Thursday, June 11, 2020

Kalayaan: A question of sovereignty and joint business opportunity

Posted to CNN Philippines (Jun 12, 2020): Kalayaan: A question of sovereignty and joint business opportunity (By Roberto R. Romulo)

[Editor's note: Roberto R. Romulo was Foreign Affairs Secretary in the early 1990s. After decades of work in the private business sector both abroad and in the country, he joined government service in June 1989 when he was appointed Ambassador to Belgium, Luxembourg and the Commission of the European Communities. As a diplomat, he has been decorated by the governments of Belgium, Thailand, Spain, Chile, France and the Philippines. Mr. Romulo is a board member of several corporations and is chairman of the Carlos P. Romulo Foundation for Peace and Development.]

Metro Manila (CNN Philippines, June 12) — The recent visit of Defense Secretary Delfin Lorenzana to Pagasa Island in the West Philippine Sea brings back a time when I was Foreign Affairs Secretary in the 1990s. It was during that period when we were blindsided by the incident on Mischief Reef in the same contested waters, where Beijing built a structure that it labelled as a resting house for fishermen. I described it as “blindsided” because the United States knew all about it with their satellite capability, so secret that they chose not to tell us about it.

It was around that period that former Defense Secretary Rene de Villa recalled: “During the early days of President Fidel Ramos, we noticed that the Chinese were putting small concrete markers with Chinese characters in some of the reefs and shoals that are part of our claimed area in the West Philippine Sea. I ordered the navy to remove those Chinese markers and then recommended to FVR that we should task the Philippine Navy to put up lighthouses in some of the islets/reef/shoals we are claiming and man them with navy personnel as a means to occupy them and establish our possession and ownership of the area...in addition to their basic function as aids to navigation in the area.”

Unfortunately, we never got the budget for the project. I suspect that the prevailing sentiment at the time echoed by our ASEAN partners was not to disturb the status quo but to push for a code of conduct on the South China Sea. This code is still being negotiated today, decades later — and is looking more and more like a lesson in futility.

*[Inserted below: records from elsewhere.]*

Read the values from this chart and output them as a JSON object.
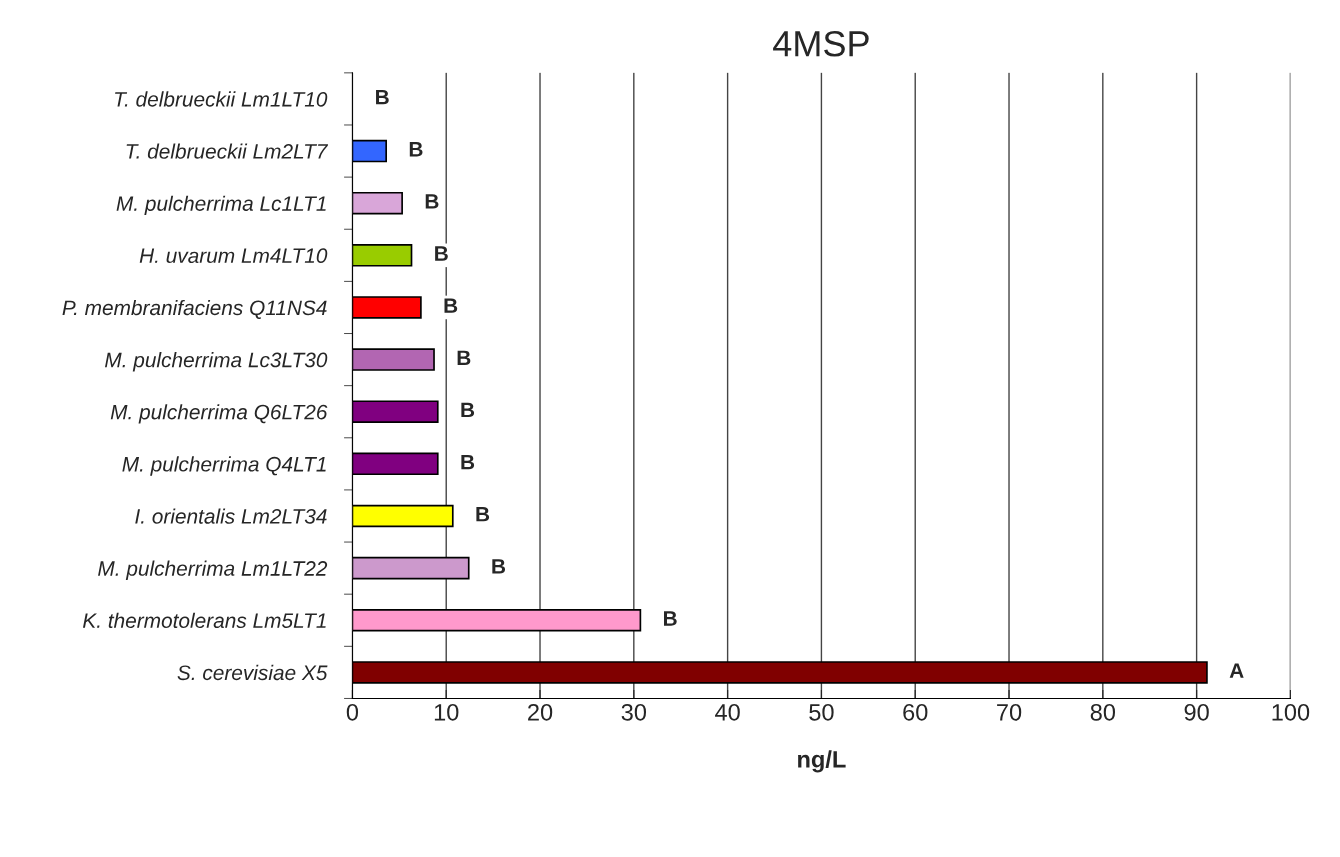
{
  "chart_data": {
    "type": "bar",
    "orientation": "horizontal",
    "title": "4MSP",
    "xlabel": "ng/L",
    "categories": [
      "T. delbrueckii Lm1LT10",
      "T. delbrueckii Lm2LT7",
      "M. pulcherrima Lc1LT1",
      "H. uvarum Lm4LT10",
      "P. membranifaciens Q11NS4",
      "M. pulcherrima Lc3LT30",
      "M. pulcherrima Q6LT26",
      "M. pulcherrima Q4LT1",
      "I. orientalis Lm2LT34",
      "M. pulcherrima Lm1LT22",
      "K. thermotolerans Lm5LT1",
      "S. cerevisiae X5"
    ],
    "values": [
      0,
      3.6,
      5.3,
      6.3,
      7.3,
      8.7,
      9.1,
      9.1,
      10.7,
      12.4,
      30.7,
      91.1
    ],
    "colors": [
      null,
      "#3366ff",
      "#d9a6d9",
      "#99cc00",
      "#ff0000",
      "#b266b2",
      "#800080",
      "#800080",
      "#ffff00",
      "#cc99cc",
      "#ff99cc",
      "#800000"
    ],
    "xlim": [
      0,
      100
    ],
    "xticks": [
      0,
      10,
      20,
      30,
      40,
      50,
      60,
      70,
      80,
      90,
      100
    ],
    "grid": "x",
    "annotations": [
      {
        "text": "B",
        "x": 0,
        "y": "T. delbrueckii Lm1LT10"
      },
      {
        "text": "B",
        "x": 3.6,
        "y": "T. delbrueckii Lm2LT7"
      },
      {
        "text": "B",
        "x": 5.3,
        "y": "M. pulcherrima Lc1LT1"
      },
      {
        "text": "B",
        "x": 6.3,
        "y": "H. uvarum Lm4LT10"
      },
      {
        "text": "B",
        "x": 7.3,
        "y": "P. membranifaciens Q11NS4"
      },
      {
        "text": "B",
        "x": 8.7,
        "y": "M. pulcherrima Lc3LT30"
      },
      {
        "text": "B",
        "x": 9.1,
        "y": "M. pulcherrima Q6LT26"
      },
      {
        "text": "B",
        "x": 9.1,
        "y": "M. pulcherrima Q4LT1"
      },
      {
        "text": "B",
        "x": 10.7,
        "y": "I. orientalis Lm2LT34"
      },
      {
        "text": "B",
        "x": 12.4,
        "y": "M. pulcherrima Lm1LT22"
      },
      {
        "text": "B",
        "x": 30.7,
        "y": "K. thermotolerans Lm5LT1"
      },
      {
        "text": "A",
        "x": 91.1,
        "y": "S. cerevisiae X5"
      }
    ]
  }
}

Lorenzana’s visit to inaugurate a beach ramp that will facilitate delivery of supplies to the island is a strong manifestation of our claim on Pagasa, which we occupy but is also claimed by China, Vietnam, and Taiwan.

It’s about time we do so.



As early as 1978, we already had a municipality on Pagasa, with a local government in place and a permanent population of 334 souls. The municipality of Kalayaan predates Sansha City which the Chinese government set up only in July 2012 to administer the disputed islands that China has claimed.

Yet Kalayaan has been left to wither in the vine. Its population has dwindled to a little over half of its peak of 365 in 1995. And no wonder. Other than a school, a five-bed hospital and a municipal hall, there is not much by way of significant infrastructure on the island.

More important, there is little by way of opportunities for livelihood on Pagasa to keep people there.



Kalayaan should be given special status, its growth encouraged and supported by the government and private business as well. A fish landing and processing plant, an ice plant, an ecotourism facility (like the one Malaysia has built), a marine biology laboratory affiliated with a university, and greenhouse farming can, I think, make the island self-sustaining and remain ecologically viable. A public-private sector endeavor should be encouraged.

Needless to say, our military installations on the island should be upgraded and modernized. The air strip should finally be upgraded. All of this, of course, would not be possible without good telecommunications infrastructure which only the private sector can provide. Perhaps it would be too much to expect Smart and Globe to go there to inaugurate a joint cell tower, much to the delight of DICT Undersecretary Ramon Jacinto. But I hope the two Philippine telcos can consider such a venture to assert our ownership of the broadband space that apparently Vietnamese and Chinese mobile operators have been using to charge roaming rates.

The commercial significance of such a joint venture is minute but the symbolic value for our country is very significant.

In sum, Chinese actuations in the West Philippine Sea today pose a threat to regional security and to freedom of navigation. It behooves us—the government and private sector—to support Kalayaan, a fifth-class municipality in the province of Palawan.

Possession is nine-tenths of the law!!!